Russia has largely avoided deep involvement in the Korean issue over the past twenty years. While it sits on the Six Party Talks on denuclearization, those talks have been derailed since North Korea walked out in 2009 and resumed its nuclear program. But the situation has changed following North Korea’s most recent nuclear test. Over the past week, Putin has suddenly been propelled to the forefront of the Korean issue. He’s made forceful statements on the ongoing crisis, stating that an escalation of “military hysteria” over North Korea’s provocative activities could cause a “global catastrophe,” and condemned sanctions as “useless,” claiming “They’d [North Korea] rather eat grass than abandon their [nuclear weapons] program.”
Putin’s bombastic language aside, it is possible that Russia could play a constructive, stabilizing role in this crisis. After all, Russian cooperation was crucial in securing the Iran Nuclear Deal in 2015, and Russia has key economic interests at stake in both Koreas. While trade between Russia and North Korea had been decreasing, it has more than doubled in the first quarter of 2017. Meanwhile, South Korea is within the top ten for both Russia’s export and import partners, with Russia being South Korea’s eighth biggest import partner. These trade ties not only give Russia a reason to try and prevent conflict on the Peninsula, but also potential leverage that it could use to push the two Koreas towards a peaceful settlement—particularly if it coordinates with the United States, China, Japan, and other regional powers.
However, constructive Russian actions by no means can be taken as a given. As Dr. Pavel Baev of the Peace Research Institute in Oslo pointed out following the finalization of the Iran Nuclear Deal, Russia mostly helped that deal succeed by not acting as a spoiler and ruining it. In the Korean case, Putin’s attitude towards the crisis has been highly critical at best, and openly supportive of Pyongyang at worst. Putin has argued that it is “impossible to scare” North Korea into abandoning its nuclear program, no matter what economic incentives are offered, as North Korea views the program as its only means of self-defense and that giving it up would be “an invitation to the cemetery.” In his view, this is largely the fault of U.S. aggression, providing the 2003 Invasion of Iraq as an example of what the North fears most, driving its pursuit of nuclear weapons.
Russia and China have made it clear neither nation will not tolerate a 2003 Iraq-style solution in North Korea. The two countries have acted together in the U.N., and put forward what both call the “four nos”: no to regime change, regime collapse, accelerated reunification, and military deployment north of the 38th parallel—the dividing line of the two Koreas. It was this firm line that forced the U.S. to tone down new sanctions against North Korea at the U.N., and Russia and China have been increasing calls to resume dialogue with the North rather than punish it. In that way, Russia has already acted as a spoiler and limited the U.S.’s freedom of action.

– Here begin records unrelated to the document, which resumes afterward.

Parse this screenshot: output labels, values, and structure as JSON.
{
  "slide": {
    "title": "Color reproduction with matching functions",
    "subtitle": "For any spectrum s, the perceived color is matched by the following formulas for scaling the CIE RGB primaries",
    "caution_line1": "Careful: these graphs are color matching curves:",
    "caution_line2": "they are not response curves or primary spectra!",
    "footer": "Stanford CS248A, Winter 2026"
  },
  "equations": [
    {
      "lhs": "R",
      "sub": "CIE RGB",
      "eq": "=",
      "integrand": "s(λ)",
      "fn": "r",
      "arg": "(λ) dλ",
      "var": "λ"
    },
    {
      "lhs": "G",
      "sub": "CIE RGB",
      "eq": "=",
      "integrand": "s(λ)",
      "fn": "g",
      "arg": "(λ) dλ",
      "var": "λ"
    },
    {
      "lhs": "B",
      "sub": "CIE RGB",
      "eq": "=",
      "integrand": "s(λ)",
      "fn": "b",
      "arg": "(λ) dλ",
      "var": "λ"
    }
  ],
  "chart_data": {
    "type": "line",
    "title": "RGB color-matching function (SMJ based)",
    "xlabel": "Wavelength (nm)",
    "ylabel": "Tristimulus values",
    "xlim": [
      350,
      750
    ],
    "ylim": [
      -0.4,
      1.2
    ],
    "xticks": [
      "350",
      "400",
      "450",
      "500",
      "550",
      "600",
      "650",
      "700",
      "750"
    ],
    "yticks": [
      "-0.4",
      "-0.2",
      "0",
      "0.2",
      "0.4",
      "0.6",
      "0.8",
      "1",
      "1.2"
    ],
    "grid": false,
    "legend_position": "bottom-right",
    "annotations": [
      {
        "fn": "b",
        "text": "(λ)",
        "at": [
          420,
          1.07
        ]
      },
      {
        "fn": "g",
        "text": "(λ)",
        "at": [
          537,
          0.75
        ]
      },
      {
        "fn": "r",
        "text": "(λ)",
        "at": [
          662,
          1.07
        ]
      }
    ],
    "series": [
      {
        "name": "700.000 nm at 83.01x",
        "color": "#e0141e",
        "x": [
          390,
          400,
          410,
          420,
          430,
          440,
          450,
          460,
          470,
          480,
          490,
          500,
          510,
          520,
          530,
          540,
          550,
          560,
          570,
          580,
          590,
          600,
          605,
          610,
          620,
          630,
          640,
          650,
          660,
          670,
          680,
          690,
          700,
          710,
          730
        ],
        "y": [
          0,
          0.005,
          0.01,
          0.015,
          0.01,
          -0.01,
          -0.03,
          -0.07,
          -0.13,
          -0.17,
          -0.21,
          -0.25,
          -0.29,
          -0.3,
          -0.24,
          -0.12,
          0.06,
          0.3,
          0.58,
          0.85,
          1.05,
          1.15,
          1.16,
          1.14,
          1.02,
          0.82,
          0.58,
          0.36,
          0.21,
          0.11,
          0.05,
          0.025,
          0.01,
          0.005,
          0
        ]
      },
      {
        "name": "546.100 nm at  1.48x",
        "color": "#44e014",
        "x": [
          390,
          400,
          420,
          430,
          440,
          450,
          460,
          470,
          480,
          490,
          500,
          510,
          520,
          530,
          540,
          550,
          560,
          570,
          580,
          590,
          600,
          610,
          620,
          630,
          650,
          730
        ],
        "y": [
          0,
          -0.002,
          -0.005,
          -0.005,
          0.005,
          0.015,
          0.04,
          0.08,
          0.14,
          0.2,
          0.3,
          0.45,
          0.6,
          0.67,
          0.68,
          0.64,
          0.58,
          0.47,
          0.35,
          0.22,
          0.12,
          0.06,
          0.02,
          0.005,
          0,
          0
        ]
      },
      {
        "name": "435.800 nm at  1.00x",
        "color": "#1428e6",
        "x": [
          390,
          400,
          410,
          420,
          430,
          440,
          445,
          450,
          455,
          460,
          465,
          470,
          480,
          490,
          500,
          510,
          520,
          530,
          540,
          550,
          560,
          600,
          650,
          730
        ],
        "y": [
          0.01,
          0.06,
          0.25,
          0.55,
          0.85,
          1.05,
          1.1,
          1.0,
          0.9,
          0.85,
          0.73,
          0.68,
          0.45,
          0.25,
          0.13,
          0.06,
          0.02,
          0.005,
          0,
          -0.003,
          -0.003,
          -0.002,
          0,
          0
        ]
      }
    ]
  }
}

The U.S. shouldn’t dismiss opportunities for real cooperation with Russia out of hand, as the Iran case shows. But Russian intervention in Syria has already shown how seriously Russia can undermine U.S. national interest when it puts enough energy and resources into being a spoiler. The U.S. must remember how Russia views international relations: as a zero sum game where it hopes to gain power at its rivals’ expense. For that reason the U.S. needs to act cautiously in how big of a role it will tolerate for Russia in resolving the crisis. If Russia takes the initiative and makes itself indispensable to security on the Korean Peninsula, it will be able to act as a spoiler in an area that could have far greater repercussions for U.S. National Security than Syria did, and with far greater stakes.